Fixing these Problems


When an independent executor/executrix is appointed, Texas case law supports the position that we may proceed with a nonjudicial foreclosure of the property under the terms of the deed of trust, as long as several new notices are provided to the independent executor/executrix. If the executor/executrix was appointed within the past six months, we are required to wait until at least six full months have passed before proceeding with a foreclosure sale. This six-month period allows the executor/executrix to review the estate, find out whether monies are due the estate, and determine the debts that are owed by the estate. After the six-month period expires, the foreclosure sale may proceed.


When the court appoints a dependent administrator, a claim must be filed with the administrator asking for approval of the claim as a preferred debt and lien against the property only. In this situation, only the property is looked to for satisfaction of the lien and, therefore, will have priority over all other claims relating to the property. Once the claim is accepted, either by the administrator filing a memorandum of allowance with the court or by a lawsuit filed against the administrator to validate the claim, application to the court may be made to allow proceeding with a foreclosure sale in accordance with the terms of the deed of trust. This process can take several months to a year to complete, depending on the size of the estate and whether there is equity in the property that the estate is trying to recapture by selling the property on its own.     

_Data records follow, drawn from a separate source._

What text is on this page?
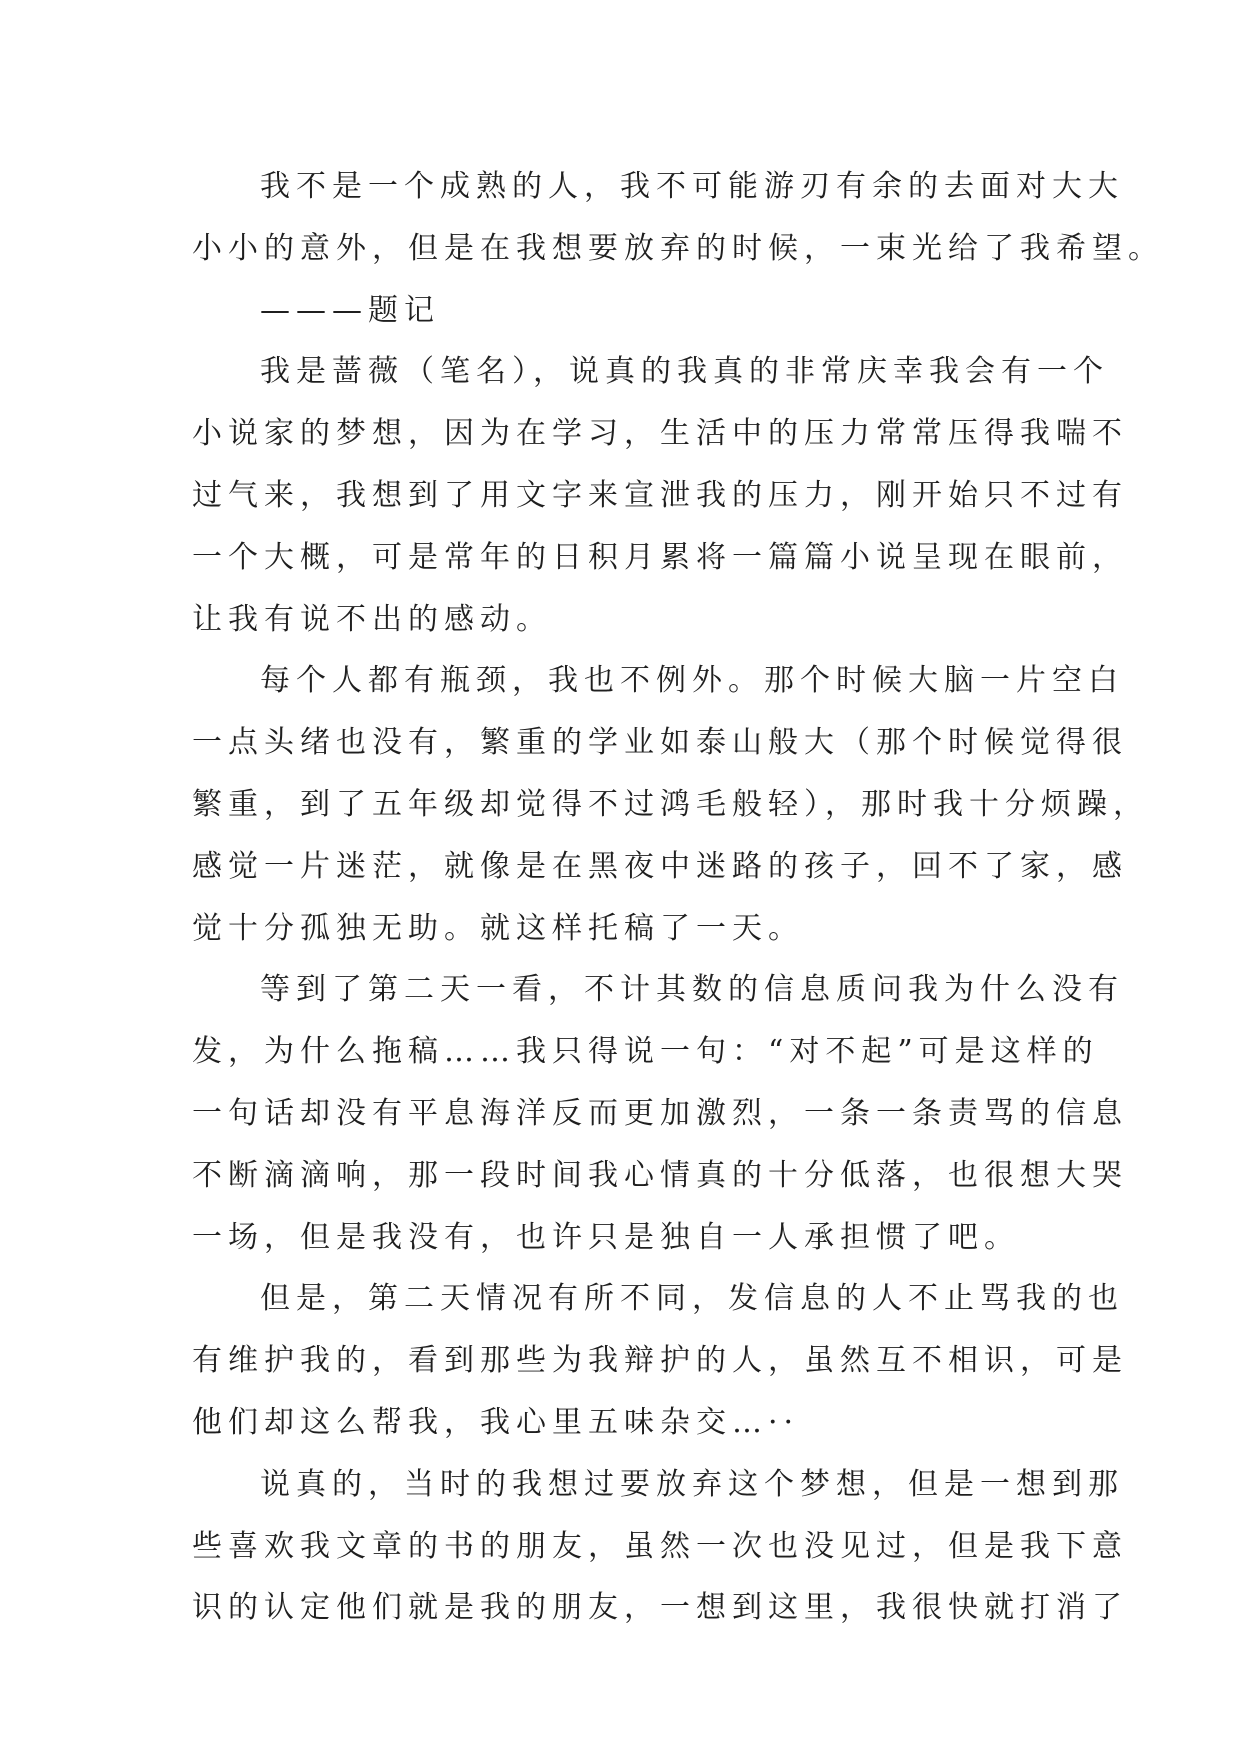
我不是一个成熟的人，我不可能游刃有余的去面对大大
小小的意外，但是在我想要放弃的时候，一束光给了我希望。
———题记
我是蔷薇（笔名），说真的我真的非常庆幸我会有一个
小说家的梦想，因为在学习，生活中的压力常常压得我喘不
过气来，我想到了用文字来宣泄我的压力，刚开始只不过有
一个大概，可是常年的日积月累将一篇篇小说呈现在眼前，
让我有说不出的感动。
每个人都有瓶颈，我也不例外。那个时候大脑一片空白
一点头绪也没有，繁重的学业如泰山般大（那个时候觉得很
繁重，到了五年级却觉得不过鸿毛般轻），那时我十分烦躁，
感觉一片迷茫，就像是在黑夜中迷路的孩子，回不了家，感
觉十分孤独无助。就这样托稿了一天。
等到了第二天一看，不计其数的信息质问我为什么没有
发，为什么拖稿……我只得说一句：“对不起”可是这样的
一句话却没有平息海洋反而更加激烈，一条一条责骂的信息
不断滴滴响，那一段时间我心情真的十分低落，也很想大哭
一场，但是我没有，也许只是独自一人承担惯了吧。
但是，第二天情况有所不同，发信息的人不止骂我的也
有维护我的，看到那些为我辩护的人，虽然互不相识，可是
他们却这么帮我，我心里五味杂交…··
说真的，当时的我想过要放弃这个梦想，但是一想到那
些喜欢我文章的书的朋友，虽然一次也没见过，但是我下意
识的认定他们就是我的朋友，一想到这里，我很快就打消了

Finally, if there is not a probate proceeding pending, it falls upon the attorneys to locate the heirs at law who took title to the property at the time of the borrower’s death and obtain a court order declaring that a foreclosure sale may proceed. This author’s firm searches the Internet and makes phone calls to possible relatives and former neighbors of the deceased borrower to inquire about who the heirs at law might be and where they can be found. These heirs at law are contacted via a special demand letter informing them of who we are and what we plan on doing to foreclose on the property. As discussed earlier, while these heirs at law are not liable for the debt, Texas law states that they do not get title to the property free and clear of the lien. If the heirs do not respond to the demand letter, a lawsuit is filed against them and, sometimes, against defendants named “the unknown heirs at law of John Doe.” This is to ensure that everyone who might have a title interest in the property is brought into the lawsuit.


Once all of the defendants are served (some personally by a sheriff and some by publishing the citation in the local newspaper) and an attorney has been appointed by the court to represent those served by publication, a final prove up hearing is held in which the court is asked to declare that the defendants are the only heirs at law of the deceased borrower. We also ask the court for an order allowing us to proceed with foreclosure of the property pursuant to the terms of the deed of trust. This process can take at least nine months and sometimes as long as fifteen months to complete and basically turns Texas’s nonjudicial foreclosure into a full-blown judicial foreclosure proceeding that can be the longest from referral to foreclosure in the nation.


Things to Remember


When a borrower dies in Texas, the foreclosure process can come to a halt until it is determined who has been appointed by the court to take on the legal rights and responsibilities of the borrower, or who took title to the property upon the borrower’s death. Then it must be decided if new sets of demands are needed, a claim needs to be filed, or a lawsuit against the heirs at law is necessary. Most importantly, the borrower’s death changes Texas into a judicial foreclosure state, and the time from referral of a loan to foreclosure of that loan needs to change accordingly.